FALLEN PATRIOTS
nytheatre.com review by Liz Kimberlin
August 15, 2003
In Fallen Patriots, the audience becomes an
uneasy companion to three very different African American men thrust
into three very different wars. The story is told in triplet scenes with
period background music and slide show images from each era. The
characters are: 1) Horace, a runaway slave in 1864 who winds up as a
Union soldier fighting on the very same plantation he escaped from; 2)
talkaholic Leonard, a schoolteacher who proudly enlists for duty in
World War II in 1943; and 3) Walter, a young man being dragged kicking
and screaming to 1969 Vietnam—and spewing obscenities every step of the
way.All three men are indelibly portrayed by Darian Dauchan, who also wrote the play. The actor Dauchan is quite a charismatic presence: tall, lanky, agile, with limbs that seem to know how to be everywhere and nowhere at once. He is particularly riveting and heart-wrenching as the geeky, but articulate Leonard, who, after witnessing firsthand the aftermath horrors of the Nazi death camps, finds his faith and his sanity slipping out of his grasp. Dauchan is equally adept at playing the soldier who unexpectedly reclaims his humanity amidst gruesome violence and hatred, as well as the soldier who chillingly transforms into a bloodthirsty ghoul bragging over his number of kills (including children) on the frontline. In most scenes, Dauchan talks directly to the audience. The Independent is a very small theatre with approximately 40 seats. Dauchan is able to briefly meet every eye in attendance to very unnerving effect.

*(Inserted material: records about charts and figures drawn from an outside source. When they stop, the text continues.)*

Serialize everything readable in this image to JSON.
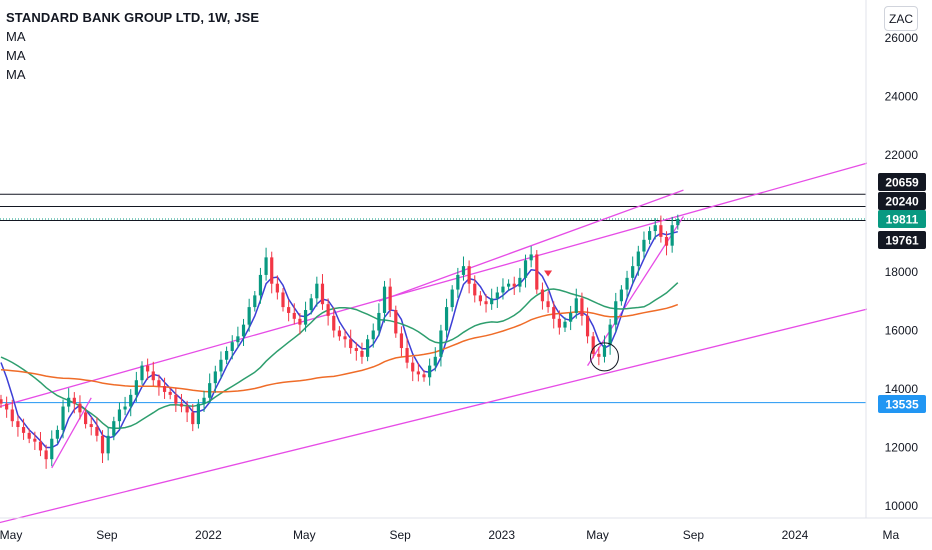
{
  "header": {
    "title": "STANDARD BANK GROUP LTD, 1W, JSE",
    "indicators": [
      "MA",
      "MA",
      "MA"
    ]
  },
  "currency_button": "ZAC",
  "colors": {
    "up": "#089981",
    "down": "#f23645",
    "ma_fast": "#3d3fd6",
    "ma_mid": "#2e9e6e",
    "ma_slow": "#ef6c28",
    "channel": "#e64ce6",
    "level": "#131722",
    "support": "#2196f3"
  },
  "chart_data": {
    "type": "candlestick",
    "timeframe": "1W",
    "ylim": [
      9600,
      26400
    ],
    "y_ticks": [
      10000,
      12000,
      14000,
      16000,
      18000,
      20000,
      22000,
      24000,
      26000
    ],
    "y_tick_labels": [
      "10000",
      "12000",
      "14000",
      "16000",
      "18000",
      "",
      "22000",
      "24000",
      "26000"
    ],
    "x_ticks": [
      "May",
      "Sep",
      "2022",
      "May",
      "Sep",
      "2023",
      "May",
      "Sep",
      "2024",
      "Ma"
    ],
    "x_tick_weeks": [
      0,
      17,
      35,
      52,
      69,
      87,
      104,
      121,
      139,
      156
    ],
    "close_series": [
      13500,
      13300,
      12900,
      12700,
      12500,
      12300,
      12200,
      11900,
      11600,
      12300,
      12600,
      13400,
      13700,
      13500,
      13200,
      12800,
      12700,
      12400,
      11800,
      12400,
      12900,
      13300,
      13400,
      13800,
      14300,
      14800,
      14600,
      14300,
      14100,
      13900,
      13800,
      13500,
      13400,
      13200,
      12800,
      13500,
      13700,
      14200,
      14600,
      15000,
      15300,
      15600,
      15800,
      16200,
      16800,
      17200,
      17900,
      18500,
      17600,
      17300,
      16800,
      16600,
      16400,
      16200,
      16700,
      17100,
      17600,
      16900,
      16500,
      16000,
      15800,
      15700,
      15400,
      15300,
      15100,
      15700,
      16000,
      16600,
      17500,
      16700,
      15900,
      15400,
      14900,
      14600,
      14500,
      14400,
      14800,
      15100,
      16000,
      16800,
      17400,
      17900,
      18200,
      17600,
      17200,
      17000,
      16900,
      17100,
      17300,
      17500,
      17600,
      17500,
      17800,
      18400,
      18600,
      17400,
      17000,
      16800,
      16400,
      16100,
      16300,
      16600,
      17100,
      16500,
      15800,
      15200,
      15100,
      15500,
      16200,
      17000,
      17400,
      17800,
      18200,
      18700,
      19100,
      19400,
      19600,
      19200,
      18900,
      19600,
      19811
    ],
    "levels": [
      {
        "label": "20659",
        "value": 20659,
        "color": "#131722"
      },
      {
        "label": "20240",
        "value": 20240,
        "color": "#131722"
      },
      {
        "label": "19811",
        "value": 19811,
        "color": "#089981"
      },
      {
        "label": "19761",
        "value": 19761,
        "color": "#131722"
      },
      {
        "label": "13535",
        "value": 13535,
        "color": "#2196f3"
      }
    ],
    "ma_lines": [
      {
        "name": "MA",
        "color": "#3d3fd6",
        "period": 4
      },
      {
        "name": "MA",
        "color": "#2e9e6e",
        "period": 20
      },
      {
        "name": "MA",
        "color": "#ef6c28",
        "period": 60
      }
    ],
    "annotations": {
      "circle_week": 107,
      "arrow_week": 97
    },
    "grid": false,
    "scale_note": "price axis on right"
  }
}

There is much about this production to compliment. Under Malcolm I. Barrett’s admirable direction, the tiny stage and minimal set pieces are believably transformed into three worlds. The constant clicking of the slide projector is as much a part of the play’s atmosphere as the background sound of the hollow drip-drip-drip at Leonard’s French MASH unit. The slide images are interchangeably joyous, despicable, funny, harrowing.
Only two real criticisms. The quality of Dauchan’s playwriting is, in general, excellent, and he does a beautiful job of blending history and fiction. But Fallen Patriots doesn’t really cover new territory or address new issues. At an hour-forty minutes running time (including a welcome ten-minute intermission) the play starts to lose steam towards the end. And as it also then starts to become more of a diatribe than a play, it begins to lose some of its considerable bite.
That aside, Fallen Patriots is an experience in theatre you will not forget any time soon.